Önümüzde yerel seçimler var. Seçime kadar belli ki, pek çok tartışma olacak. Ne ki bu tartışmaların alanı politiktir, öyle de olmalıdır. Aksine bu tartışmaları başka alanlara çekmek, özellikle de dini alana taşımak fevkalade yanlıştır, doğru değildir. Muhalefet, kasıtlı olarak bu alanı ideolojik alanlara çekme peşinde. Beceriksizliklerini bu oyunla perdelemek istiyorlar. İktidar adayları bu oyuna gelmemeli, seçime kadar yapacakları her tartışmayı, her konuşmayı politik alanla sınırlı tutmalıdır.

Kuzey Kore Gerçeği

İsrail-Gazze savaşında, İsrail'e Kuzey Kore'den gelen silahlar meselesi üzerinde hassasiyetle durulması gereken bir konudur. Kuzey Kore, elli senedir Siyonistlerin askeri mühimmat adına merkez üssü olarak hazırladıkları bir ülkedir. Paramiliter güçler de hesaba katılırsa dünyanın en güçlü ordusu Kuzey Kore Halk Ordusudur.
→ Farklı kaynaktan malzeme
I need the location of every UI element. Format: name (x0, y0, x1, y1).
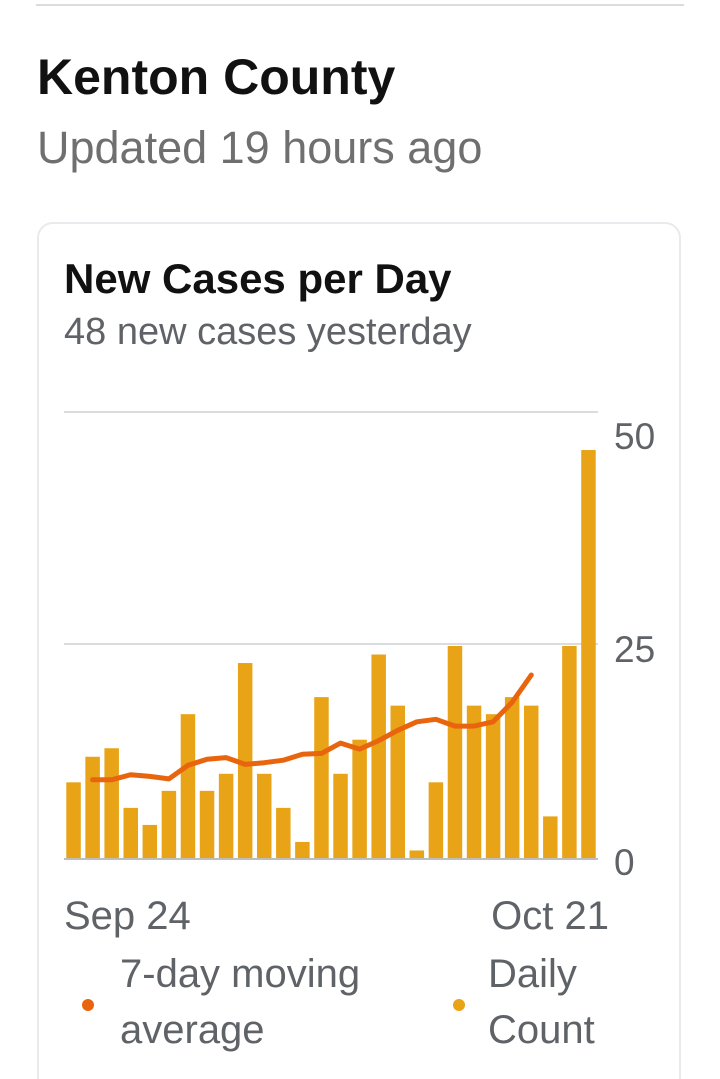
moving-average-line (90, 672, 534, 783)
moving-average-legend-dot (82, 999, 94, 1011)
bar-sep-27 (123, 807, 138, 859)
bar-oct-16 (485, 714, 501, 859)
county-title: Kenton County (37, 49, 396, 105)
y-tick-label-0: 0 (614, 842, 635, 883)
bar-sep-26 (104, 748, 119, 859)
top-divider (36, 4, 684, 6)
bar-oct-13 (428, 782, 444, 859)
bar-oct-4 (257, 773, 272, 859)
x-tick-label-start: Sep 24 (64, 894, 191, 938)
bar-oct-19 (543, 816, 558, 859)
bar-oct-1 (199, 790, 215, 859)
bar-oct-18 (524, 705, 539, 859)
bar-oct-8 (333, 773, 348, 859)
chart-title: New Cases per Day (64, 255, 452, 302)
bar-oct-7 (314, 697, 329, 859)
bar-oct-6 (295, 841, 310, 859)
bar-sep-29 (161, 790, 177, 859)
bar-oct-15 (466, 705, 482, 859)
bar-oct-11 (390, 705, 405, 859)
x-tick-label-end: Oct 21 (491, 894, 609, 938)
y-tick-label-25: 25 (614, 629, 655, 670)
bar-oct-12 (409, 850, 425, 859)
chart-subtitle: 48 new cases yesterday (64, 311, 472, 353)
bar-oct-14 (447, 646, 463, 859)
bar-sep-30 (180, 714, 196, 859)
updated-timestamp: Updated 19 hours ago (37, 122, 483, 173)
y-tick-label-50: 50 (614, 416, 655, 457)
bar-oct-2 (218, 773, 234, 859)
bar-oct-21 (581, 450, 596, 859)
bar-oct-17 (504, 697, 520, 859)
daily-count-legend-dot (453, 999, 465, 1011)
bar-sep-24 (66, 782, 81, 859)
bar-sep-25 (85, 756, 100, 859)
bar-oct-3 (237, 663, 253, 859)
bar-sep-28 (142, 824, 158, 859)
bar-oct-5 (276, 807, 291, 859)
daily-count-legend-label: Daily Count (488, 952, 595, 1052)
bar-oct-10 (371, 654, 386, 859)
bar-oct-20 (562, 646, 577, 859)
bar-oct-9 (352, 739, 367, 859)
moving-average-legend-label: 7-day moving average (120, 952, 361, 1052)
Ülke insanları, son elli yıldır Cuçe Öğretisiyle eğitilerek dünyadan tecrit edilmiştir. Cuçe öğretisi, özgüven öğretisi anlamındadır. Başka hiçbir ülkeye muhtaç olmadan, kendi imkânlarıyla hayatı devam ettirmek felsefesi üzerine kuruludur. Kuzey Kore insanları bu özgüven oyunuyla diğer insanlara, diğer dünya ülkelerine hiç ilgi duymadan yetiştirilir. Turizm amaçlı yurt dışına çıkışlar zaten yoktur, gelişler ise çok sıkı denetime tabi olarak gerçekleştirilir. Kuzey Kore'ye turistlik amaçla gidenlerin sayısı yılda iki bini geçmez. Gidenler de ancak ülke yönetiminin izin verdiği yerleri ve görevlendirilen kişilerin rehberliğinde gezebilirler. Kuzey Kore tam anlamıyla kapalı kutudur.